According to a report in Quartz, former Argonne director Peter Littlewood, summed it up like this: “It will cut science off at the knees,” he said, adding that Littlewood was specificially worried about exascale computing research. “It’s quite dangerous for the US to disable the science engine,” he noted.
As we reported in January, when rumors of Trump’s DOE cutbacks were first circulating, rollbacks of this magnitude would threaten the deployment of the three CORAL (supercomputers scheduled for installation at Oak Ridge, Argonne, and Lawrence Livermore in 2017 and 2018. Those contracts totalled $625 million.
Some of this CORAL money is coming from the DOE’s National Nuclear Security Administration (NNSA), which according to Trump’s budget outline is due for an 11 percent increase. That could add another $1.4 billion into the mix (although $120 million of that increase would be earmarked to restart licensing of the Yucca Mountain nuclear waste storage facility in Nevada). Regardless, it’s not clear, if any of the additional NNSA funding could be used to shore up the Office of Science defunding. The NNSA supercomputers are not generally accessible to the open science community, since the agency’s mission is to maintain the country’s nuclear weapons arsenal and it uses most of its supercomputing capacity to support that work..
The other aspect to this that we noted back in January was that the funding request for the DOE’s Exascale Computing Project (ECP) in FY 2017 is $154 million. Most observers believe around $1 billion dollars will be needed to fully fund the project over the next six years or so, and that wouldn’t include actually purchasing the first exascale supercomputers for the DOE. Again, given the draconian cutbacks in the proposed budget, it’s hard to imagine where all of this money comes from.
Although none of this impacts HPC directly, other DOE budget cuts include a $2 billion reduction at the Office of Energy Efficiency and Renewable Energy, the Office of Nuclear Energy, the Office of Electricity Delivery and Energy Reliability, and the Fossil Energy Research and Development. In addition, the Trump budget gets rid of ARPA-E, the Title 17 Innovative Technology Loan Guarantee Program, and the Advanced Technology Vehicle Manufacturing Program.

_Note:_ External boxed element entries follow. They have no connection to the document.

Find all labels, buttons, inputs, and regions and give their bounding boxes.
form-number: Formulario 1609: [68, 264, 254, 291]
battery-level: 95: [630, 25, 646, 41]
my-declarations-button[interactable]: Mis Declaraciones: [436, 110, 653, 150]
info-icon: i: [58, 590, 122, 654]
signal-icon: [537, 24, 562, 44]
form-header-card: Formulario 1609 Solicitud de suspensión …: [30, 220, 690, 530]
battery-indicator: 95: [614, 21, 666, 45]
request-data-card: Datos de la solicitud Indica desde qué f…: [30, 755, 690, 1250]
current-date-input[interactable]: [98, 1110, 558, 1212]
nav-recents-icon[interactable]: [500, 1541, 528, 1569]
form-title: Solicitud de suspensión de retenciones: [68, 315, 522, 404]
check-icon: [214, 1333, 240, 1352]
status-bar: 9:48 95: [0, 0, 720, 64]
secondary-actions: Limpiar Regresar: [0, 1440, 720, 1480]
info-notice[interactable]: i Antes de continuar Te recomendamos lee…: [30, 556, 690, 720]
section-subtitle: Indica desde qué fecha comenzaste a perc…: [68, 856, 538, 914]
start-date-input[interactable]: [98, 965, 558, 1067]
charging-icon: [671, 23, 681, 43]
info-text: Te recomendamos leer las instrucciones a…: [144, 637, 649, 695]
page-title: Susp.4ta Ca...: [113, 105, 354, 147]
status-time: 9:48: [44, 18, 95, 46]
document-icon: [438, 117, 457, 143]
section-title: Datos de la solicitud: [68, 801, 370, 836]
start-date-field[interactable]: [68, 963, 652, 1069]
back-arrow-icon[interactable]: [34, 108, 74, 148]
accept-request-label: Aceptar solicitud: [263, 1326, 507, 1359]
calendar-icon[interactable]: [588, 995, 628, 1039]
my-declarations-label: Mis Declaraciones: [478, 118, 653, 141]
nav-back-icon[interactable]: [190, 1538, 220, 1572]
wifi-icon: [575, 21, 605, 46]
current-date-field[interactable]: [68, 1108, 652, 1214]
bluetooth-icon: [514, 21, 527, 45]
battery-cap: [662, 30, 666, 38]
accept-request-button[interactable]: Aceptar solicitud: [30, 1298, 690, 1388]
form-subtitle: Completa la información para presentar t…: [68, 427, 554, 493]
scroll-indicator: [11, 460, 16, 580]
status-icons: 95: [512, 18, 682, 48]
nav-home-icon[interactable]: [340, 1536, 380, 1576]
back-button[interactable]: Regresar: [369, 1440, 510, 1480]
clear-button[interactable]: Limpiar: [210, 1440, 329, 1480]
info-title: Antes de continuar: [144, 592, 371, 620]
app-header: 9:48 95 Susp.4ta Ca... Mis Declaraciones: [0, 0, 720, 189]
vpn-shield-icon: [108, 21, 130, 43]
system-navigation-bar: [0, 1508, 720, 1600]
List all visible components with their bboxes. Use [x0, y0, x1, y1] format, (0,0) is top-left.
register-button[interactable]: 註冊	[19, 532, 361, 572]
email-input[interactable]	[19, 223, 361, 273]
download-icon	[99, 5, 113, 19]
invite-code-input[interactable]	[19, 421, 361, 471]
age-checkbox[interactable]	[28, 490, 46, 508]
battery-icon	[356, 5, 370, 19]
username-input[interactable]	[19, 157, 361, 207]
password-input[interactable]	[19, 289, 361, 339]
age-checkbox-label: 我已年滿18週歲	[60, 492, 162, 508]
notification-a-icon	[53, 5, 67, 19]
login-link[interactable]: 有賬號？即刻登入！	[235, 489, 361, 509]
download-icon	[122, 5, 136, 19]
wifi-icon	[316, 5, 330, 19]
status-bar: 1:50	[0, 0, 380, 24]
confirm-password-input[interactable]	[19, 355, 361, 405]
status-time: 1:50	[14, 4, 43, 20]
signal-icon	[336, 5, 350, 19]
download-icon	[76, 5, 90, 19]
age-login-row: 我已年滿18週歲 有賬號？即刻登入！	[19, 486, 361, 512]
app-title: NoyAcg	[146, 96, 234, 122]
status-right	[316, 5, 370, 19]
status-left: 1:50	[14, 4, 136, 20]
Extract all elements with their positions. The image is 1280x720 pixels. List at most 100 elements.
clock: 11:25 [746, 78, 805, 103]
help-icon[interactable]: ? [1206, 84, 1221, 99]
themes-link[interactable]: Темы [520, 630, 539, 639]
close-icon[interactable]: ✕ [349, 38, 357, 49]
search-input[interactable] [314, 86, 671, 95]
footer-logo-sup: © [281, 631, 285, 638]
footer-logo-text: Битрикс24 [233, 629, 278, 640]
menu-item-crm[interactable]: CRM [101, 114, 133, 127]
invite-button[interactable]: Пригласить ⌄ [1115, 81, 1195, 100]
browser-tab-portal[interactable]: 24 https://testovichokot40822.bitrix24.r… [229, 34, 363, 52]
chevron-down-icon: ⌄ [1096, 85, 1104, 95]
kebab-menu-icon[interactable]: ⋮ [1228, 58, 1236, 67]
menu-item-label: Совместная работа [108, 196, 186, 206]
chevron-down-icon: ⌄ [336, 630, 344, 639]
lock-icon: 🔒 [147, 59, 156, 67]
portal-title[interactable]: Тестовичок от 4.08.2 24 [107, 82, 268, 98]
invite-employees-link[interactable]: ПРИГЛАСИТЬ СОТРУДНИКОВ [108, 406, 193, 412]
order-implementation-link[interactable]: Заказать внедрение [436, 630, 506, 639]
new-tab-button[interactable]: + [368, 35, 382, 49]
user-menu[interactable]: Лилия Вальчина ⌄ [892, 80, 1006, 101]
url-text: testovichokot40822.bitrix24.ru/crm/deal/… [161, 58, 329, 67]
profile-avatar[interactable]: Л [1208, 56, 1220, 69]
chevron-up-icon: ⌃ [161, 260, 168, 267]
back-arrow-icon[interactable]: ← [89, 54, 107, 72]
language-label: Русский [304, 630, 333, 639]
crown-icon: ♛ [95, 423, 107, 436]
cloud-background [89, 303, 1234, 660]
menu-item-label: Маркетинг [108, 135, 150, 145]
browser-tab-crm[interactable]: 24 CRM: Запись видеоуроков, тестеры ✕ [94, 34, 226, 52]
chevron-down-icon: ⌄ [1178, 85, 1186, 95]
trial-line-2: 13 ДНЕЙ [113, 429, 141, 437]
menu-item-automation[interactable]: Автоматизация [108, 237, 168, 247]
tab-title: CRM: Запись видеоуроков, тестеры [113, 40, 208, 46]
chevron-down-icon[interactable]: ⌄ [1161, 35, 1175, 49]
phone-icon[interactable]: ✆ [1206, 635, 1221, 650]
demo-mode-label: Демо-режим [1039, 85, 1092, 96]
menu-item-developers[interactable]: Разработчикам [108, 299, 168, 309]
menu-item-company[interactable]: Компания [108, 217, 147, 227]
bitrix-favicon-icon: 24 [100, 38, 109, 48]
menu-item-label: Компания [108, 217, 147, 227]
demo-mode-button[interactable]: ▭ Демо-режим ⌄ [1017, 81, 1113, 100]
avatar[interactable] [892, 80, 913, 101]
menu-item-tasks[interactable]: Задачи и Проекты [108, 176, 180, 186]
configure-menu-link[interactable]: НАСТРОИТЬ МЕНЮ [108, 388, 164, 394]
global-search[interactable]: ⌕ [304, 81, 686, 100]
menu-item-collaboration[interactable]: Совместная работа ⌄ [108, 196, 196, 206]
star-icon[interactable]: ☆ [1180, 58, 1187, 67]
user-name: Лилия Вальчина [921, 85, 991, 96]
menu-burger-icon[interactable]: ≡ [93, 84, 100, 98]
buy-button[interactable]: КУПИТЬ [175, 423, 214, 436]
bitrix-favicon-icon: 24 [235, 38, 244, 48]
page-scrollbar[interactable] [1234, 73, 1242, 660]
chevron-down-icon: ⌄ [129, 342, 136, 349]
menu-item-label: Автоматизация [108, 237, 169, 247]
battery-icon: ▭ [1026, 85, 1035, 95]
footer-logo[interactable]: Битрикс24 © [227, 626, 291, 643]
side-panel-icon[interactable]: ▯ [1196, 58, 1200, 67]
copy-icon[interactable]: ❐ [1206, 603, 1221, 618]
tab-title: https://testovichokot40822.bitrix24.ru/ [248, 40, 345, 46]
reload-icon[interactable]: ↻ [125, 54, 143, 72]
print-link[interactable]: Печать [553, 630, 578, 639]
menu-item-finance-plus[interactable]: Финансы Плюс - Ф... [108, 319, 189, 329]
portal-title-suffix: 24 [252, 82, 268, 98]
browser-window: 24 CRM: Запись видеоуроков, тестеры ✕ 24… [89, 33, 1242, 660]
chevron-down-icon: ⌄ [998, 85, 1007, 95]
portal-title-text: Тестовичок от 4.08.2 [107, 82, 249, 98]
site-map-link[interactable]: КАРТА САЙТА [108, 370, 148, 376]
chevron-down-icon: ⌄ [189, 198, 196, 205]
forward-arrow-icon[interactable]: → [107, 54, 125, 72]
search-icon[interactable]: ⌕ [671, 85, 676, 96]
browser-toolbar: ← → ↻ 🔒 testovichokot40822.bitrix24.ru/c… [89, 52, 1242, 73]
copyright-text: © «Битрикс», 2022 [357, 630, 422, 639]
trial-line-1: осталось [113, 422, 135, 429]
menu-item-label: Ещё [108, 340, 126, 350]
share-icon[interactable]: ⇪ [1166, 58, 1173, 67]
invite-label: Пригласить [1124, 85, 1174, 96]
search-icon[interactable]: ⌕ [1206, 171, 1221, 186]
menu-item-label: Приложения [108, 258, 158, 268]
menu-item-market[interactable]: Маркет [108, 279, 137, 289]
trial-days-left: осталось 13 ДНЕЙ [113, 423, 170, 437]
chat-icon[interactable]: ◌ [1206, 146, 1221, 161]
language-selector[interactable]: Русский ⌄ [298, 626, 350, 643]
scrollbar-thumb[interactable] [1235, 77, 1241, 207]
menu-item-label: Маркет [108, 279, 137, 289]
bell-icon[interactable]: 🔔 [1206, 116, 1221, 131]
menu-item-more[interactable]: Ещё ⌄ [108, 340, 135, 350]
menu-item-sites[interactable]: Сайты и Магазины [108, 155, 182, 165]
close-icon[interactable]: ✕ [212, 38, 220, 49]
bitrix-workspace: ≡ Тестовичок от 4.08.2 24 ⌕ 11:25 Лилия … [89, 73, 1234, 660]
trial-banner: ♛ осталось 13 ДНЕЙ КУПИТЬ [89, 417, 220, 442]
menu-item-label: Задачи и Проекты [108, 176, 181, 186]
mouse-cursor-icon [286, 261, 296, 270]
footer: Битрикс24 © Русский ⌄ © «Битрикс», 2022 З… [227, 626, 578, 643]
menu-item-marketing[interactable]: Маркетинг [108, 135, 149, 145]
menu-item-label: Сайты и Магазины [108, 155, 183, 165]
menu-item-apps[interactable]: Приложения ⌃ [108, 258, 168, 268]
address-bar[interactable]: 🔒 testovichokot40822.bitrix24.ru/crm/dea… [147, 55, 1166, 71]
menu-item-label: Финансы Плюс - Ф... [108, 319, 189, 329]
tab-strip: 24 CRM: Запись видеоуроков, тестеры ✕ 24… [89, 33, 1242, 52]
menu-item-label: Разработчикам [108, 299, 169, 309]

If there is any optimism to be had here it’s that the initial budget from the President never survives intact as it works its way through Congress. And there will almost certainly be some pushback from Democrats and Republicans, both of which have generally provided support for the DOE mission and federally funded science research. But there are no guarantees that the Republicans will continue to look out for the HPC and science community as it has in the past. These are not normal times for American politics.